Solved: Best Data Model - Thoughts? - Qlik Community

Report Inappropriate Content · ‎2015-09-21

So like a lot of businesses, we have millions of rows, (circa 20). At present, all of the data gets put into one Fact Table, not keyed, has 170 columns and is slow. My question is this - is it better to have one fact table with 170 columns or split it out into a star schema?

tresesco · ‎2015-09-21

Though the NULL itself would not cause a big problem, but the other factors caused it's creation would. More nulls means information density is less and more number of refrences to a single value in terms of memory pointer. Memory pointers would require to point and store the same value numerous times and that becomes a performance killer.

View solution in original post

tresesco · ‎2015-09-21

That depends. If the table is mostly populated (information density is high, i.e - less number of nulls) the single table would be a better choice. If the table is actually derived from multiple tables and has got lots of nulls (because of joins or concatenations), might be you have to look back and think of breaking it down.

Report Inappropriate Content · ‎2015-09-21

Any chance you could expand on why this is please?

Gysbert_Wassenaar · ‎2015-09-21

Perhaps this blog post helps: A Myth about the Number of Hops.

Where do you experience slow performance? Possible the data model isn't the problem but a chart is. Or one or more expressions that are not optimal for their purpose.

talk is cheap, supply exceeds demand

tresesco · ‎2015-09-21

If you go with many-table way, it gives you normalized model which would have advantages of:

Memory Efficient - (single table would consume much memory)
More meaningful when look at the model - you can understand and manage easily
Risk of wrong calculation reduces - that could appear in the process of joins(improper)

But this is not a such straight-forward case of winning over. There would always be a trade-off between CPU efficiency and Memory efficiency, and de-normalized approach(single table) wins by a small margin there.

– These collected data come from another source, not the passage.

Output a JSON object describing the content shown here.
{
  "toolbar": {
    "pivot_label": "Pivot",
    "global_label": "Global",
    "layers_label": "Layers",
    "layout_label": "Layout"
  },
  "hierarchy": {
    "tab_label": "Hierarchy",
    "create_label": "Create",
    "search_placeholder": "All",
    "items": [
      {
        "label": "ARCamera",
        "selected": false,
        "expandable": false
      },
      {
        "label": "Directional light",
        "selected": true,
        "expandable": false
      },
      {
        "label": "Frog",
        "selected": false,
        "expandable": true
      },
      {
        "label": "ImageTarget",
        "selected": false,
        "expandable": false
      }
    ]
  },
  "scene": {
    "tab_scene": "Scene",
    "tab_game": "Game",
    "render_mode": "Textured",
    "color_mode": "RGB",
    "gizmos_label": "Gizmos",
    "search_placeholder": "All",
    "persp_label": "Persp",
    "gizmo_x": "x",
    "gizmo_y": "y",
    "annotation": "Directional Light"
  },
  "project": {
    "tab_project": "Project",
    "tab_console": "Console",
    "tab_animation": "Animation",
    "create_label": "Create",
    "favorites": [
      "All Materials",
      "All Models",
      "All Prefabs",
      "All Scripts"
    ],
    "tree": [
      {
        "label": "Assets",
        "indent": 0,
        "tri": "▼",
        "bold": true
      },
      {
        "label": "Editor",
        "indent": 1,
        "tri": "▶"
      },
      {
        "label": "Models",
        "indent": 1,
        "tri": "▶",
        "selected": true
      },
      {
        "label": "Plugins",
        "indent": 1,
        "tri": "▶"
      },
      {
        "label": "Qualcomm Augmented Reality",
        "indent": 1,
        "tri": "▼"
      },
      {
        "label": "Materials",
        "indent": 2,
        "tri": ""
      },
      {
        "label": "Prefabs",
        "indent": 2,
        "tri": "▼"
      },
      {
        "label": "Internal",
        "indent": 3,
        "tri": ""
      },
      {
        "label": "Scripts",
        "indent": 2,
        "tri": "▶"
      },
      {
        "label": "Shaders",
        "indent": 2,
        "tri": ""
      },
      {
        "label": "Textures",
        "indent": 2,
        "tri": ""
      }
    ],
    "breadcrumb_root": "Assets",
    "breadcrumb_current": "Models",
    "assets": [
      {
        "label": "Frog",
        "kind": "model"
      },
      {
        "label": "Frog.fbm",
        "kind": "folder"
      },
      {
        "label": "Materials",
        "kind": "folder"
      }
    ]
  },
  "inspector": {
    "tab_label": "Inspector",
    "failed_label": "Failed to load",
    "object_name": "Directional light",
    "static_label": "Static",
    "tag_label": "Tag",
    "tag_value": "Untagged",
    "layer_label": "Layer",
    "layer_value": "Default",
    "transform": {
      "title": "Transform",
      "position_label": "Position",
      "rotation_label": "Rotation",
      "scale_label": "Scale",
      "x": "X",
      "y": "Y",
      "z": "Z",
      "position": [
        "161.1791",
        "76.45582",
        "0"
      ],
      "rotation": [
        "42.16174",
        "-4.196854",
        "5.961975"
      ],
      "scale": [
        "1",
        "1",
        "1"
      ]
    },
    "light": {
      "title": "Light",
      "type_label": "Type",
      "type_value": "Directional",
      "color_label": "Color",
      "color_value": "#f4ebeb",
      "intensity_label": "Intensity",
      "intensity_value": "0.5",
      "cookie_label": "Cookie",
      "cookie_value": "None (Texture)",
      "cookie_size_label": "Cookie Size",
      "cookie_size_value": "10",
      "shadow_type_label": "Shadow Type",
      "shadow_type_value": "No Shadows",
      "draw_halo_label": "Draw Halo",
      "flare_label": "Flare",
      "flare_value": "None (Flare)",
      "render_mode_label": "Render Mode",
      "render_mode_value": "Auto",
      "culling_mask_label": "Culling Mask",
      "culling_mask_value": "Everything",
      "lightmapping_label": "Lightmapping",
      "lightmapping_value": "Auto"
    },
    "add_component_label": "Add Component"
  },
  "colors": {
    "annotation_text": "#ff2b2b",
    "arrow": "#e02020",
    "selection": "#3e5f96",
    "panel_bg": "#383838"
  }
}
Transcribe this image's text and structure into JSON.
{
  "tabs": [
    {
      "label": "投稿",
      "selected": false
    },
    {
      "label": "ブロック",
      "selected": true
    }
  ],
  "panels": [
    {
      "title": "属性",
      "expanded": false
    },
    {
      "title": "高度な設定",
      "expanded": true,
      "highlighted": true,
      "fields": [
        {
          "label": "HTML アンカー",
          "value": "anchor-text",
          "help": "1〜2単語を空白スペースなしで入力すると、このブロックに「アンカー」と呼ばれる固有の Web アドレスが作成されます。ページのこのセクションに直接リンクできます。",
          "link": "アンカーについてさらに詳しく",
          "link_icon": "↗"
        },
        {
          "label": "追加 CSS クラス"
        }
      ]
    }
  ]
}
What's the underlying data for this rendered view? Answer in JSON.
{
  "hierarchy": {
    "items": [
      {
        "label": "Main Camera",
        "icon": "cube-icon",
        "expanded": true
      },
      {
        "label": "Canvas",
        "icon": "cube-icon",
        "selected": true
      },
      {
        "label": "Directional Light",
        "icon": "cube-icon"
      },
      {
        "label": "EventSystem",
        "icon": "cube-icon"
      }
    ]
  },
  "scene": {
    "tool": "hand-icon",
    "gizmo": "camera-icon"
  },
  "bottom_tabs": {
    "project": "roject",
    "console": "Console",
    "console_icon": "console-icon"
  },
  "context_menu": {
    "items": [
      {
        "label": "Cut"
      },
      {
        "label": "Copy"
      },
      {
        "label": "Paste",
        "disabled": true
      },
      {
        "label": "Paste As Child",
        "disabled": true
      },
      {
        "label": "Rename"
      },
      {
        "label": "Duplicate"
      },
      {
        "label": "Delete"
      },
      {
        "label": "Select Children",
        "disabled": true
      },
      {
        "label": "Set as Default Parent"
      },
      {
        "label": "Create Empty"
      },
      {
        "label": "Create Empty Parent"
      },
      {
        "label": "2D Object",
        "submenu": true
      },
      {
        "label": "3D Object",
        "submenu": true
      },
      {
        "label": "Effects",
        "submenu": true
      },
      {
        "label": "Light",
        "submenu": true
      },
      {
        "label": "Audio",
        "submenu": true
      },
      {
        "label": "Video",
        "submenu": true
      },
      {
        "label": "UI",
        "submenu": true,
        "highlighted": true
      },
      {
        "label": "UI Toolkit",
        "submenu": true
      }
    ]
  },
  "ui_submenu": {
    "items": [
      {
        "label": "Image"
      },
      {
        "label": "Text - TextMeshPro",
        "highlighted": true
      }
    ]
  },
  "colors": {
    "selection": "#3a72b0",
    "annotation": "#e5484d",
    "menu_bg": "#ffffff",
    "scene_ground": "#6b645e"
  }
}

Report Inappropriate Content · ‎2015-09-21

but more specifically where NULL values are concerned? a normalised model would win over a one table fact model because ...

tresesco · ‎2015-09-21

Though the NULL itself would not cause a big problem, but the other factors caused it's creation would. More nulls means information density is less and more number of refrences to a single value in terms of memory pointer. Memory pointers would require to point and store the same value numerous times and that becomes a performance killer.